A união de Kátia Abreu e Wanderlei Barbosa parece um caminho sem volta, e Kátia Abreu é dada como nome certo na vaga de candidata ao Senado na marjoritaria encabeçada pelo atual Governador, que buscará a reeleição.
Mas nem tudo sao flores, Kátia Abreu enfrenta rejeição dentro do próprio grupo Governista. Os deputados estaduais do grupo de Wanderlei rejeitam o nome da Senadora.
Os deputados não engolem que Kátia Abreu e Irajá não aceitem no PSD, deputados com mandatos, e já declararam que caso Kátia insista com este posicionamento, irão apoiar a deputada professora Dorinha na disputa pela vaga ao Senado.
A grande verdade é que a Senadora é uma pessoa de gênio forte, enfrenta uma grande rejeição dos tocantinenses e agora até mesmo dos deputados do grupo governista.

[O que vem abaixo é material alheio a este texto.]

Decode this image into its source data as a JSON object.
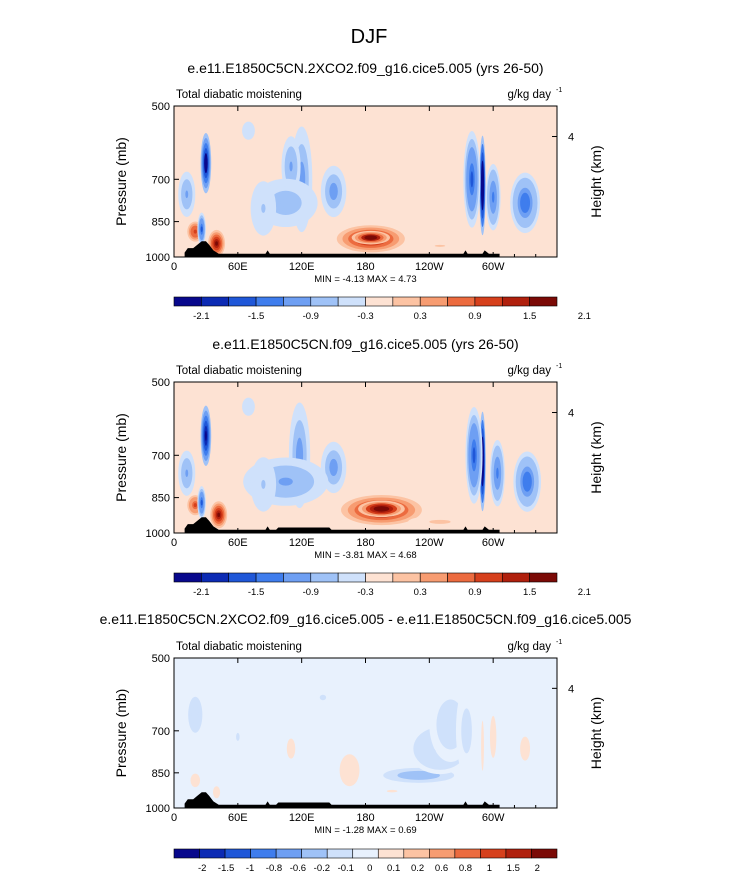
{
  "figure_title": "DJF",
  "colors": {
    "scale_12": [
      "#08088c",
      "#0c2bb4",
      "#1f57d8",
      "#3f7ded",
      "#6e9ff3",
      "#9fc2f7",
      "#cfe1fb",
      "#fde2d3",
      "#fcc3a3",
      "#f79c71",
      "#ec6b3f",
      "#d6401c",
      "#b0200d",
      "#7b0a06"
    ],
    "scale_13": [
      "#08088c",
      "#0c2bb4",
      "#1f57d8",
      "#3f7ded",
      "#6e9ff3",
      "#9fc2f7",
      "#cfe1fb",
      "#e8f1fd",
      "#fde2d3",
      "#fcc3a3",
      "#f79c71",
      "#ec6b3f",
      "#d6401c",
      "#b0200d",
      "#7b0a06"
    ]
  },
  "chart_data": [
    {
      "type": "heatmap",
      "title": "e.e11.E1850C5CN.2XCO2.f09_g16.cice5.005 (yrs 26-50)",
      "left_label": "Total diabatic moistening",
      "units_text": "g/kg day",
      "units_exp": "-1",
      "ylabel": "Pressure (mb)",
      "ylabel_right": "Height (km)",
      "x_ticks": [
        "0",
        "60E",
        "120E",
        "180",
        "120W",
        "60W"
      ],
      "x_tick_values": [
        0,
        60,
        120,
        180,
        240,
        300
      ],
      "xlim": [
        0,
        360
      ],
      "y_ticks": [
        "500",
        "700",
        "850",
        "1000"
      ],
      "y_tick_values": [
        500,
        700,
        850,
        1000
      ],
      "ylim": [
        500,
        1000
      ],
      "y_log": true,
      "right_ticks": [
        "4"
      ],
      "right_tick_values": [
        4
      ],
      "min_label": "MIN =  -4.13  MAX =   4.73",
      "colorbar_labels": [
        "-2.1",
        "-1.5",
        "-0.9",
        "-0.3",
        "0.3",
        "0.9",
        "1.5",
        "2.1"
      ],
      "colorbar_scale": "scale_12",
      "features": [
        {
          "lon": 185,
          "p": 920,
          "val": 2.3,
          "w": 32,
          "h": 90
        },
        {
          "lon": 185,
          "p": 915,
          "val": 2.6,
          "w": 18,
          "h": 45
        },
        {
          "lon": 40,
          "p": 940,
          "val": 2.2,
          "w": 8,
          "h": 90
        },
        {
          "lon": 20,
          "p": 890,
          "val": 1.6,
          "w": 9,
          "h": 80
        },
        {
          "lon": 30,
          "p": 650,
          "val": -2.5,
          "w": 5,
          "h": 200
        },
        {
          "lon": 26,
          "p": 880,
          "val": -1.5,
          "w": 4,
          "h": 110
        },
        {
          "lon": 12,
          "p": 750,
          "val": -0.8,
          "w": 8,
          "h": 150
        },
        {
          "lon": 290,
          "p": 720,
          "val": -3.4,
          "w": 3,
          "h": 330
        },
        {
          "lon": 280,
          "p": 700,
          "val": -1.5,
          "w": 8,
          "h": 320
        },
        {
          "lon": 300,
          "p": 760,
          "val": -1.1,
          "w": 7,
          "h": 220
        },
        {
          "lon": 330,
          "p": 780,
          "val": -1.3,
          "w": 14,
          "h": 200
        },
        {
          "lon": 120,
          "p": 700,
          "val": -1.0,
          "w": 10,
          "h": 350
        },
        {
          "lon": 110,
          "p": 660,
          "val": -0.7,
          "w": 9,
          "h": 200
        },
        {
          "lon": 150,
          "p": 740,
          "val": -0.9,
          "w": 12,
          "h": 170
        },
        {
          "lon": 105,
          "p": 780,
          "val": -0.6,
          "w": 30,
          "h": 160
        },
        {
          "lon": 84,
          "p": 800,
          "val": -0.4,
          "w": 12,
          "h": 180
        },
        {
          "lon": 70,
          "p": 560,
          "val": -0.3,
          "w": 6,
          "h": 60
        },
        {
          "lon": 250,
          "p": 950,
          "val": 0.4,
          "w": 30,
          "h": 40
        }
      ],
      "terrain": [
        [
          10,
          980
        ],
        [
          13,
          960
        ],
        [
          18,
          960
        ],
        [
          22,
          945
        ],
        [
          26,
          930
        ],
        [
          30,
          930
        ],
        [
          33,
          945
        ],
        [
          37,
          970
        ],
        [
          42,
          985
        ],
        [
          86,
          985
        ],
        [
          88,
          970
        ],
        [
          90,
          985
        ],
        [
          272,
          985
        ],
        [
          274,
          970
        ],
        [
          276,
          985
        ],
        [
          290,
          985
        ],
        [
          292,
          970
        ],
        [
          296,
          985
        ],
        [
          304,
          985
        ],
        [
          306,
          985
        ]
      ]
    },
    {
      "type": "heatmap",
      "title": "e.e11.E1850C5CN.f09_g16.cice5.005 (yrs 26-50)",
      "left_label": "Total diabatic moistening",
      "units_text": "g/kg day",
      "units_exp": "-1",
      "ylabel": "Pressure (mb)",
      "ylabel_right": "Height (km)",
      "x_ticks": [
        "0",
        "60E",
        "120E",
        "180",
        "120W",
        "60W"
      ],
      "x_tick_values": [
        0,
        60,
        120,
        180,
        240,
        300
      ],
      "xlim": [
        0,
        360
      ],
      "y_ticks": [
        "500",
        "700",
        "850",
        "1000"
      ],
      "y_tick_values": [
        500,
        700,
        850,
        1000
      ],
      "ylim": [
        500,
        1000
      ],
      "y_log": true,
      "right_ticks": [
        "4"
      ],
      "right_tick_values": [
        4
      ],
      "min_label": "MIN =  -3.81  MAX =   4.68",
      "colorbar_labels": [
        "-2.1",
        "-1.5",
        "-0.9",
        "-0.3",
        "0.3",
        "0.9",
        "1.5",
        "2.1"
      ],
      "colorbar_scale": "scale_12",
      "features": [
        {
          "lon": 195,
          "p": 900,
          "val": 2.7,
          "w": 38,
          "h": 100
        },
        {
          "lon": 195,
          "p": 895,
          "val": 2.8,
          "w": 22,
          "h": 55
        },
        {
          "lon": 42,
          "p": 920,
          "val": 2.1,
          "w": 8,
          "h": 90
        },
        {
          "lon": 20,
          "p": 880,
          "val": 1.5,
          "w": 9,
          "h": 80
        },
        {
          "lon": 30,
          "p": 640,
          "val": -2.4,
          "w": 5,
          "h": 200
        },
        {
          "lon": 26,
          "p": 870,
          "val": -1.4,
          "w": 4,
          "h": 110
        },
        {
          "lon": 12,
          "p": 760,
          "val": -0.8,
          "w": 8,
          "h": 150
        },
        {
          "lon": 290,
          "p": 720,
          "val": -3.4,
          "w": 3,
          "h": 330
        },
        {
          "lon": 282,
          "p": 700,
          "val": -1.4,
          "w": 8,
          "h": 320
        },
        {
          "lon": 304,
          "p": 760,
          "val": -1.2,
          "w": 7,
          "h": 220
        },
        {
          "lon": 332,
          "p": 790,
          "val": -1.3,
          "w": 13,
          "h": 200
        },
        {
          "lon": 118,
          "p": 700,
          "val": -0.9,
          "w": 10,
          "h": 350
        },
        {
          "lon": 150,
          "p": 740,
          "val": -0.9,
          "w": 12,
          "h": 170
        },
        {
          "lon": 105,
          "p": 790,
          "val": -0.7,
          "w": 40,
          "h": 160
        },
        {
          "lon": 84,
          "p": 800,
          "val": -0.4,
          "w": 12,
          "h": 180
        },
        {
          "lon": 70,
          "p": 560,
          "val": -0.3,
          "w": 6,
          "h": 60
        },
        {
          "lon": 250,
          "p": 950,
          "val": 0.5,
          "w": 30,
          "h": 40
        }
      ],
      "terrain": [
        [
          10,
          980
        ],
        [
          13,
          960
        ],
        [
          18,
          960
        ],
        [
          22,
          945
        ],
        [
          26,
          930
        ],
        [
          30,
          930
        ],
        [
          33,
          945
        ],
        [
          37,
          970
        ],
        [
          42,
          985
        ],
        [
          86,
          985
        ],
        [
          88,
          970
        ],
        [
          90,
          985
        ],
        [
          96,
          985
        ],
        [
          98,
          975
        ],
        [
          146,
          975
        ],
        [
          148,
          985
        ],
        [
          272,
          985
        ],
        [
          274,
          970
        ],
        [
          276,
          985
        ],
        [
          290,
          985
        ],
        [
          292,
          970
        ],
        [
          296,
          985
        ],
        [
          304,
          985
        ],
        [
          306,
          985
        ]
      ]
    },
    {
      "type": "heatmap",
      "title": "e.e11.E1850C5CN.2XCO2.f09_g16.cice5.005 - e.e11.E1850C5CN.f09_g16.cice5.005",
      "left_label": "Total diabatic moistening",
      "units_text": "g/kg day",
      "units_exp": "-1",
      "ylabel": "Pressure (mb)",
      "ylabel_right": "Height (km)",
      "x_ticks": [
        "0",
        "60E",
        "120E",
        "180",
        "120W",
        "60W"
      ],
      "x_tick_values": [
        0,
        60,
        120,
        180,
        240,
        300
      ],
      "xlim": [
        0,
        360
      ],
      "y_ticks": [
        "500",
        "700",
        "850",
        "1000"
      ],
      "y_tick_values": [
        500,
        700,
        850,
        1000
      ],
      "ylim": [
        500,
        1000
      ],
      "y_log": true,
      "right_ticks": [
        "4"
      ],
      "right_tick_values": [
        4
      ],
      "min_label": "MIN =  -1.28  MAX =   0.69",
      "colorbar_labels": [
        "-2",
        "-1.5",
        "-1",
        "-0.8",
        "-0.6",
        "-0.2",
        "-0.1",
        "0",
        "0.1",
        "0.2",
        "0.6",
        "0.8",
        "1",
        "1.5",
        "2"
      ],
      "colorbar_scale": "scale_13",
      "features": [
        {
          "lon": 230,
          "p": 860,
          "val": -0.7,
          "w": 40,
          "h": 60
        },
        {
          "lon": 250,
          "p": 760,
          "val": -0.5,
          "w": 30,
          "h": 170
        },
        {
          "lon": 260,
          "p": 680,
          "val": -0.35,
          "w": 20,
          "h": 250
        },
        {
          "lon": 275,
          "p": 700,
          "val": -0.25,
          "w": 10,
          "h": 300
        },
        {
          "lon": 165,
          "p": 840,
          "val": 0.3,
          "w": 14,
          "h": 160
        },
        {
          "lon": 205,
          "p": 925,
          "val": 0.15,
          "w": 30,
          "h": 50
        },
        {
          "lon": 20,
          "p": 650,
          "val": -0.35,
          "w": 10,
          "h": 180
        },
        {
          "lon": 20,
          "p": 880,
          "val": 0.25,
          "w": 9,
          "h": 90
        },
        {
          "lon": 40,
          "p": 930,
          "val": 0.3,
          "w": 5,
          "h": 60
        },
        {
          "lon": 110,
          "p": 760,
          "val": 0.2,
          "w": 12,
          "h": 200
        },
        {
          "lon": 90,
          "p": 700,
          "val": 0.12,
          "w": 12,
          "h": 180
        },
        {
          "lon": 60,
          "p": 720,
          "val": -0.15,
          "w": 10,
          "h": 160
        },
        {
          "lon": 300,
          "p": 720,
          "val": 0.25,
          "w": 6,
          "h": 280
        },
        {
          "lon": 330,
          "p": 760,
          "val": 0.2,
          "w": 14,
          "h": 240
        },
        {
          "lon": 290,
          "p": 750,
          "val": 0.3,
          "w": 2,
          "h": 250
        },
        {
          "lon": 140,
          "p": 600,
          "val": -0.15,
          "w": 18,
          "h": 110
        }
      ],
      "terrain": [
        [
          10,
          980
        ],
        [
          13,
          960
        ],
        [
          18,
          960
        ],
        [
          22,
          945
        ],
        [
          26,
          930
        ],
        [
          30,
          930
        ],
        [
          33,
          945
        ],
        [
          37,
          970
        ],
        [
          42,
          985
        ],
        [
          86,
          985
        ],
        [
          88,
          970
        ],
        [
          90,
          985
        ],
        [
          96,
          985
        ],
        [
          98,
          975
        ],
        [
          146,
          975
        ],
        [
          148,
          985
        ],
        [
          272,
          985
        ],
        [
          274,
          970
        ],
        [
          276,
          985
        ],
        [
          290,
          985
        ],
        [
          292,
          970
        ],
        [
          296,
          985
        ],
        [
          304,
          985
        ],
        [
          306,
          985
        ]
      ]
    }
  ]
}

De acordo com dois deputados que não querem seus nomes citados , alguns trabalham na tentativa de atrair a pré-candidata ao Senado, Professora Dorinha, para o grupo de Wanderlei. Missão praticamente impossível ja que a senadora Kátia Abreu-PP, e o seu filho Senador Irajá-PSD, juntos formam um grupo de grandes lideranças políticas e prefeitos filiados nas siglas partidárias do qual são Presidentes dos diretórios estaduais.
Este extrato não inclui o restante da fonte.